In 2013, only 1% of VA hospitals had such a mandate; the percentage rose slightly to 4% by 2017. Meanwhile, flu vaccination or a waiver was required by 43% of non-VA hospitals in 2013, rising to nearly 70% in 2017.

“Our findings show the impact of one of the largest health care systems in the United States taking a stand and putting a policy in place that is based in a bedrock ethical principle of medicine: Do no harm,” says Todd Greene, PhD, MPH, lead author of the new study and a patient safety researcher at VAAAHS and Michigan Medicine, U-M’s academic medical center. “In addition to the VA national directive, it is interesting to see how the COVID-19 era influenced flu vaccine requirements at non-VA hospitals.”

He and his colleagues, including senior author Sanjay Saint, MD, MPH, sent surveys to a national sample of hospitals starting in April 2021 and received replies from 405 non-VA hospitals providing general medical and surgical care, and 66 VA hospitals.

Exemptions and Penalties

In addition to asking about mandates and mask requirements, they asked hospitals that have a mandate to share what types of exemptions are permitted. Virtually all VA and non-VA hospitals allowed for medical exemptions, while there was a difference for religious exemptions, with 82% of non-VA and 95% of VA hospitals allowing these. A very small minority of hospitals (6% of non-VA hospitals and 2% of VA hospitals) allowed waivers to be granted without a specific reason.
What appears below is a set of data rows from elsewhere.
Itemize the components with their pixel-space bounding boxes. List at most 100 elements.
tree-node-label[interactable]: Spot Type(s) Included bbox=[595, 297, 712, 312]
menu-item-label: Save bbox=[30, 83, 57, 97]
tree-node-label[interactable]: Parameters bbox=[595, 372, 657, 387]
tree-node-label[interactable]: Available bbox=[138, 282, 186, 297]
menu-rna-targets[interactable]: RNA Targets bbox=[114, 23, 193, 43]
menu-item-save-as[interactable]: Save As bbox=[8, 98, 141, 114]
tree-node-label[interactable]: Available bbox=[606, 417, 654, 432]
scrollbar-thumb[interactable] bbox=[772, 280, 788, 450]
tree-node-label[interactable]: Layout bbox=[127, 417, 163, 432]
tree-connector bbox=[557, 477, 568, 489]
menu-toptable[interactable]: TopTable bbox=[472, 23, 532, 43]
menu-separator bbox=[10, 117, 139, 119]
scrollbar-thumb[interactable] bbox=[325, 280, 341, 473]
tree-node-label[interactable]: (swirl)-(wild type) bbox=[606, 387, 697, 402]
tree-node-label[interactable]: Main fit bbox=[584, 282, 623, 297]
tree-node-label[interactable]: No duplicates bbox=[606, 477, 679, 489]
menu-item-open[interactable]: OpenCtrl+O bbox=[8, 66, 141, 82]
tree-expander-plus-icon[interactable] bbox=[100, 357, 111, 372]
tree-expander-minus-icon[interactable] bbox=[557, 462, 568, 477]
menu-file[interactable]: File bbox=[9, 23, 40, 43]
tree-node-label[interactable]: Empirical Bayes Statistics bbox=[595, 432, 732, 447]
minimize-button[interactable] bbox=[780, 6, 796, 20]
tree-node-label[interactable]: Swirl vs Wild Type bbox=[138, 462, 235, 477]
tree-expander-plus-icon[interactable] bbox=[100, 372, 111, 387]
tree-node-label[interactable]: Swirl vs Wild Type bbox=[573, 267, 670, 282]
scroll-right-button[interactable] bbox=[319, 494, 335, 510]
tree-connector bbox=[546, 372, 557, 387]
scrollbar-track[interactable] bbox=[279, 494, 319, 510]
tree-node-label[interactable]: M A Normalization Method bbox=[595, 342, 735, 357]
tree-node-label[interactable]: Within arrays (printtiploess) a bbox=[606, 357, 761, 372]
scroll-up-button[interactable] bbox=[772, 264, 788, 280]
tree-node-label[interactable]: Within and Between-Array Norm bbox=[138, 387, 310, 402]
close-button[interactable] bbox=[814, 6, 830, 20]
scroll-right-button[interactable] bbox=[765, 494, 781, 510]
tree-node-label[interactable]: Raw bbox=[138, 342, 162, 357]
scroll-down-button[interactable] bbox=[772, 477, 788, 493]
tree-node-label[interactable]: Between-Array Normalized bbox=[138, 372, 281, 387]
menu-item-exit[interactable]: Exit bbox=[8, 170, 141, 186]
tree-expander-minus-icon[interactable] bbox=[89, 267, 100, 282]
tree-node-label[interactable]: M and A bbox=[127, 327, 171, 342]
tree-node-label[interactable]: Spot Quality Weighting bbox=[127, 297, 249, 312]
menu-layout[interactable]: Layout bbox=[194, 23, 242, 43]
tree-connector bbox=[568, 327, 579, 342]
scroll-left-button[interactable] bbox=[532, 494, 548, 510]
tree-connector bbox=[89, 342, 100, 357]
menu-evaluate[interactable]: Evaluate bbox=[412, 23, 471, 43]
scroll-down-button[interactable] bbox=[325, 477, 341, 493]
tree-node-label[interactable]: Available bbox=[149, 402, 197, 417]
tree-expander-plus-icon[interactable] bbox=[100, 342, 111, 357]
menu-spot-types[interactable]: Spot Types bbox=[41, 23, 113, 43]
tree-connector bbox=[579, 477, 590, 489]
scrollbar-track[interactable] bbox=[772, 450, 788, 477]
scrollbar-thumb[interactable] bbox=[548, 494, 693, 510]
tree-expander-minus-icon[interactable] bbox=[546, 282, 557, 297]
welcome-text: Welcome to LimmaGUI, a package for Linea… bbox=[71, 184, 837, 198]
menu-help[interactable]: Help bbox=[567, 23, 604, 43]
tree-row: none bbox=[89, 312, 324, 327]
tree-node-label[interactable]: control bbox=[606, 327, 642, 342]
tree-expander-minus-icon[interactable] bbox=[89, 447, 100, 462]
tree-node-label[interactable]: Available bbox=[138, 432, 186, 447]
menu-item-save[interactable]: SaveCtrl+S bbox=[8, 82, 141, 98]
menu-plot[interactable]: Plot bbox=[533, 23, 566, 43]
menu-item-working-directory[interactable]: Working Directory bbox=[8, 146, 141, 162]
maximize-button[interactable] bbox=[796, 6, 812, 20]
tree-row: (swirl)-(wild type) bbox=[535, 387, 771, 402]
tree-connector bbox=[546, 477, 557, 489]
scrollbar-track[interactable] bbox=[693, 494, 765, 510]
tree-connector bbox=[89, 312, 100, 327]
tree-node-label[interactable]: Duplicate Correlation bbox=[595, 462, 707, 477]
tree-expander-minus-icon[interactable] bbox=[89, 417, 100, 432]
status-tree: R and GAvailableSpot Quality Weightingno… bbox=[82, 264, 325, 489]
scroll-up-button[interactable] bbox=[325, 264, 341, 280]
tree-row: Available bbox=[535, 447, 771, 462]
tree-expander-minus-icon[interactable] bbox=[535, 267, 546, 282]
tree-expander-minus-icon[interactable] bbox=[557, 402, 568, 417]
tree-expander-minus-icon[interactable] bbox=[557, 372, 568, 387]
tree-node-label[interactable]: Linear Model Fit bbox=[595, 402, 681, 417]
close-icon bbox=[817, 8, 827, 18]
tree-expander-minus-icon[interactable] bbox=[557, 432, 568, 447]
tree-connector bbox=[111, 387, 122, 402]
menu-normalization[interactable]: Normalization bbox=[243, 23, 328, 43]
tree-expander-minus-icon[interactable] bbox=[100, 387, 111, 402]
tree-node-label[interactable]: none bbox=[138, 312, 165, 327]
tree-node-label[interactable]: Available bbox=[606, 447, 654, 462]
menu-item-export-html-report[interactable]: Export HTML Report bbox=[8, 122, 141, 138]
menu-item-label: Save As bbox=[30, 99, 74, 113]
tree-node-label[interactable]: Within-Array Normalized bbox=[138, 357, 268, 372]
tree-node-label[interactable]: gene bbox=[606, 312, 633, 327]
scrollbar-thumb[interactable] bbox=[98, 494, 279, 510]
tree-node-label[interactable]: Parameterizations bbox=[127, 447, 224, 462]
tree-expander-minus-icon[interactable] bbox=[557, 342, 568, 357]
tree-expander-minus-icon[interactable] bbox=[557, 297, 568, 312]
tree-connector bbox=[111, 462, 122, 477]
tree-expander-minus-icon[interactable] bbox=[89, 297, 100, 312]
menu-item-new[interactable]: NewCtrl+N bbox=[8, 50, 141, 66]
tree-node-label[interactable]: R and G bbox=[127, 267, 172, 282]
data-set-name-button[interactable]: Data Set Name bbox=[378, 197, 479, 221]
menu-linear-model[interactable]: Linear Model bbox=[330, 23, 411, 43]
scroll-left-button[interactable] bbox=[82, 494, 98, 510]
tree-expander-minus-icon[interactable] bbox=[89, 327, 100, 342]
At the time of the survey, which began at the end of the first flu season after the VHA directive, only 33% of VA hospitals with a mandate said they had penalties in place for staff who did not get vaccinated or pursue a waiver. By comparison, 74% of the non-VA hospitals with mandates had such penalties in place.

Declining Vaccination Rates

Greene notes that surveys of American health care workers show that flu vaccination percentages have dropped over time, from 91% during the 2019-2020 season to 81% by the 2022-2023 season. These percentages include health care workers who work in any setting, not just hospitals and health systems such as those surveyed for the new study.

“There will always be vaccine hesitancy and concerns about bodily autonomy among health care workers, and seasonal flu vaccine effectiveness is variable,” Greene says in a release. “But for people working in the care environment, the benefits of getting vaccinated will generally outweigh any potential risks.”